Finding proportion of cases to meet a condition

The following is a handy trick when we want to find the proportion of cases that meet a condition.

First, consider this vector (it could also be a list) that specify the class of a set of students:

student_class <- c("freshman", "sophomore", "junior", "senior", 
                   "senior", "freshman", "junior")
str(student_class)
 chr [1:7] "freshman" "sophomore" "junior" "senior" "senior" "freshman" ...

As the displayed results show, student_class is a character vector.

The following tests whether each individual element of the vector is equal to "freshman". Before looking at the results, note the following:

R is smart enough that it interprets the statement correctly without getting confused about the incompatibility between vector and character string.

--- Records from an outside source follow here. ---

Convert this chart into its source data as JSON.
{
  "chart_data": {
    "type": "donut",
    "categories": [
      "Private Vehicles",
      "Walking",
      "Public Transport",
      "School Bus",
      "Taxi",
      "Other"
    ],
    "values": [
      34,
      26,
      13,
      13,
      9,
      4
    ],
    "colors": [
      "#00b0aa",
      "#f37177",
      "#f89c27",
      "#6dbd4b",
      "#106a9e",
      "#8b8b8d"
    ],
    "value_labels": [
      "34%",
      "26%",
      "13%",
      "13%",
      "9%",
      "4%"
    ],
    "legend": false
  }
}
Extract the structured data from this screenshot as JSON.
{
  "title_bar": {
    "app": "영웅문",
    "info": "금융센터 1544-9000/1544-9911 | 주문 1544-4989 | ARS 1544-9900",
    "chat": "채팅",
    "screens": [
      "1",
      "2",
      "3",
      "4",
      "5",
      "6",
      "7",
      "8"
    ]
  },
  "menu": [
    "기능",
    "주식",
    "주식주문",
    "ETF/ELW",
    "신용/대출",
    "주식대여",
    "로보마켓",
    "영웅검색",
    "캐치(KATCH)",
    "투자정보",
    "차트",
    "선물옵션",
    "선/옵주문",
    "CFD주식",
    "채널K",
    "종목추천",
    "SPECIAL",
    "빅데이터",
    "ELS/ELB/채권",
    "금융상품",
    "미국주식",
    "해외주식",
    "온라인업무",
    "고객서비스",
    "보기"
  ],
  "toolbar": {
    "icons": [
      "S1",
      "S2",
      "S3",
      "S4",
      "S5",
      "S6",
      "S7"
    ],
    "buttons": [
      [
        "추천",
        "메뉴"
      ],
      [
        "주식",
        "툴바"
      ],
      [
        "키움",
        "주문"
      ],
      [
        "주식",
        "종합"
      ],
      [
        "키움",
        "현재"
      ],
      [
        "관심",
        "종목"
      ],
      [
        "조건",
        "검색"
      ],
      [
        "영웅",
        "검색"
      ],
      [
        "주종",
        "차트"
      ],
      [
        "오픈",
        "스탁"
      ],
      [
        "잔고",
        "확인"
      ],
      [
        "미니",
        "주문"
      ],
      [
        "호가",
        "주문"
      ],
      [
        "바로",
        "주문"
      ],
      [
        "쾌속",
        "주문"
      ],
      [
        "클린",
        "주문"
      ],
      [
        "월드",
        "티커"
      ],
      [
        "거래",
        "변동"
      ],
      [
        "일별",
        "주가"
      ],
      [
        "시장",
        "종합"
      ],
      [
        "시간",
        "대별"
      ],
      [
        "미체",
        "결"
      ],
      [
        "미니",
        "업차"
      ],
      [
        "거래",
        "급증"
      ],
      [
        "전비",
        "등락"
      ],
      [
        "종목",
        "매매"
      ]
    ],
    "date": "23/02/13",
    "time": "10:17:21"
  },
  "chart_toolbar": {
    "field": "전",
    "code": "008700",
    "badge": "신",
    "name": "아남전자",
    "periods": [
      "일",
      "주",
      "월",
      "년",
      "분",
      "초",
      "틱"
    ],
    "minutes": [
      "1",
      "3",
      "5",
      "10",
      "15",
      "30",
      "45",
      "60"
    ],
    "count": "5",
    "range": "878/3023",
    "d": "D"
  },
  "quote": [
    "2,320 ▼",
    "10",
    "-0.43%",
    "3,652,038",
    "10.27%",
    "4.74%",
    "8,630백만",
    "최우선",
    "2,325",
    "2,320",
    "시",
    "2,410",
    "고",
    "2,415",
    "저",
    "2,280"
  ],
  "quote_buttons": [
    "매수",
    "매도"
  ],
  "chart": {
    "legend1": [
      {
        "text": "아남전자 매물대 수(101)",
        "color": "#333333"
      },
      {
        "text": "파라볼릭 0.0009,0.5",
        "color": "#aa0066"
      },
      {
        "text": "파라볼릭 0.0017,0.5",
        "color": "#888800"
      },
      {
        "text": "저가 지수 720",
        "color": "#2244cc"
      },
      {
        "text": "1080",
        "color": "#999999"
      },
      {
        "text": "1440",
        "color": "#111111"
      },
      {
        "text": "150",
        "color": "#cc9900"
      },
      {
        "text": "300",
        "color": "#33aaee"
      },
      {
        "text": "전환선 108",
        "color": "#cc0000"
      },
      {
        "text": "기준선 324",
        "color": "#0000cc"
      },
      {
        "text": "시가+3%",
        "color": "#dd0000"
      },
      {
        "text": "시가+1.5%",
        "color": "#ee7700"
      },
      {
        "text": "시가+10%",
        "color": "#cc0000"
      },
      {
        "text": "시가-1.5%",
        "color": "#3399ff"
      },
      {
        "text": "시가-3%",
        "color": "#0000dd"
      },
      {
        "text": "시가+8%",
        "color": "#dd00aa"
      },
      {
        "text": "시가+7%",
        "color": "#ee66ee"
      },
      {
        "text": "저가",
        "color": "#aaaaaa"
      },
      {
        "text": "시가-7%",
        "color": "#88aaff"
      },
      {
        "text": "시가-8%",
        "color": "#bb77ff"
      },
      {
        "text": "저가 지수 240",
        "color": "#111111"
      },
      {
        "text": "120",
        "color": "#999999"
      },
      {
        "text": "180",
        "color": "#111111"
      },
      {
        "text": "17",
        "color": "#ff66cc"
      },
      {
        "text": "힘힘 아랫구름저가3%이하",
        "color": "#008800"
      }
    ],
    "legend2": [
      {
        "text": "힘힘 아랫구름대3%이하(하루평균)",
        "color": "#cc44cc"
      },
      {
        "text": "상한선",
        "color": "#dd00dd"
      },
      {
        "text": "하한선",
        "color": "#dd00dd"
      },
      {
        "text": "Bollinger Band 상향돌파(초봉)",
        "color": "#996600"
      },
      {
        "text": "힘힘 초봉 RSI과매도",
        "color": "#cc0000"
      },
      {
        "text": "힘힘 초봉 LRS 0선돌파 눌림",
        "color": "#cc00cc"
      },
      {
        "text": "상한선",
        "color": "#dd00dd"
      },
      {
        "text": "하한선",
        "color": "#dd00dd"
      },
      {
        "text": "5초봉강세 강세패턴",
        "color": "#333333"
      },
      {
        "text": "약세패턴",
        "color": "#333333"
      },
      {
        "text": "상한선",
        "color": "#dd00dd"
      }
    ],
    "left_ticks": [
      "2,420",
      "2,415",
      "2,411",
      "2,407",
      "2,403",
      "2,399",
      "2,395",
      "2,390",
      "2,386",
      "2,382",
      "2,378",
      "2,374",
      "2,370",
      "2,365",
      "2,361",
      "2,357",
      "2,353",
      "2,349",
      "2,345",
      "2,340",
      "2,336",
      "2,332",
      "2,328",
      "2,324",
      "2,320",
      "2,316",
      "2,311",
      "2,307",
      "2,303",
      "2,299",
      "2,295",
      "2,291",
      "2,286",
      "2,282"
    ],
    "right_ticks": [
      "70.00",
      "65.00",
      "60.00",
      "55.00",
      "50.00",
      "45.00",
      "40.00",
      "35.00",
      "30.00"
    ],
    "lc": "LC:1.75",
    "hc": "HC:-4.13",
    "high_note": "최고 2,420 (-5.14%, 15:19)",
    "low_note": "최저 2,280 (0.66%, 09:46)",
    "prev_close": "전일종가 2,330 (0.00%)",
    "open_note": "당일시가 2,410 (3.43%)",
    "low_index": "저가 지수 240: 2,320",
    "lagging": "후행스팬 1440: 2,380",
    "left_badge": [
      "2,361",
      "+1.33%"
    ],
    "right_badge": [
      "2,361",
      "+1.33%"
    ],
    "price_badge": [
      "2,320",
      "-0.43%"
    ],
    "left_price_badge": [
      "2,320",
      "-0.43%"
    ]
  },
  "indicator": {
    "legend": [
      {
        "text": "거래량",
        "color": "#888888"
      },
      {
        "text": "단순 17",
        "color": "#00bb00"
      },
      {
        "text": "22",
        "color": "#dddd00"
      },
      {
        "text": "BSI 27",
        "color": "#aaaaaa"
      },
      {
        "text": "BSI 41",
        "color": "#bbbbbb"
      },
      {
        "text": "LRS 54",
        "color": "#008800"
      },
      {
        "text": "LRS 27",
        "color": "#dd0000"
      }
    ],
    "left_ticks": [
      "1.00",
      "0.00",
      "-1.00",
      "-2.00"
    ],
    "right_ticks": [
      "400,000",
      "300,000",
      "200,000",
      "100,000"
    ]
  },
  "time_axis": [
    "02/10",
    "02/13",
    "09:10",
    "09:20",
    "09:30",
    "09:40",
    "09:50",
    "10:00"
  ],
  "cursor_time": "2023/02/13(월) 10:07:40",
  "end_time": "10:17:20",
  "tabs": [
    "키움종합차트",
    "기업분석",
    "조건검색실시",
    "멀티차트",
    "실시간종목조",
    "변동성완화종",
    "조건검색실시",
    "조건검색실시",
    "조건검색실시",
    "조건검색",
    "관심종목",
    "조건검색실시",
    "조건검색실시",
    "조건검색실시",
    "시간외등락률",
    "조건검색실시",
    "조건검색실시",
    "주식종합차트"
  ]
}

student_class == "freshman"
[1]  TRUE FALSE FALSE FALSE FALSE  TRUE FALSE

Let’s be clear about what the above output says:

“The first and sixth values of the vector are equal to "freshman" and the other values are not.”

The return value is a vector of logical values.

Now let’s convert those logical values to numeric values:

as.numeric(student_class == "freshman")
[1] 1 0 0 0 0 1 0

This might be unexpected, but let’s look at the results in a bit more detail:

Thus, what we have is a numeric value with seven values, two of which are 1s.

Now, suppose that we want the know the percentage of all the vector elements that are equal to "freshman" — in English, we want to know the percentage of students who are freshman.

Tip

The mean() function

The mean() function calculates the average of a vector of values, as follows:

mean(c(1, 2, 3, 4, 5, 6, 7, 8, 9, 10))
[1] 5.5

What this function does is count the number of elements, add the values of the elements, and then divides the sum by the count.

Look at that vector of 1 and 0 values above. If we want to determine the percentage of 1 values in the vector, then we can use the mean() function on it:

mean(as.numeric(student_class == "freshman"))
[1] 0.2857143

That is, about 28.6% of the students (2/7, more precisely) are freshmen.

R provides a shortcut for performing this conversion and calculation — it allows you to skip the conversion from logical to numeric! Look at the following:

mean(student_class == "freshman")
[1] 0.2857143

Either of the last two methods for calculating the mean are correct. We just wanted to show you how R provides shortcuts for common needs.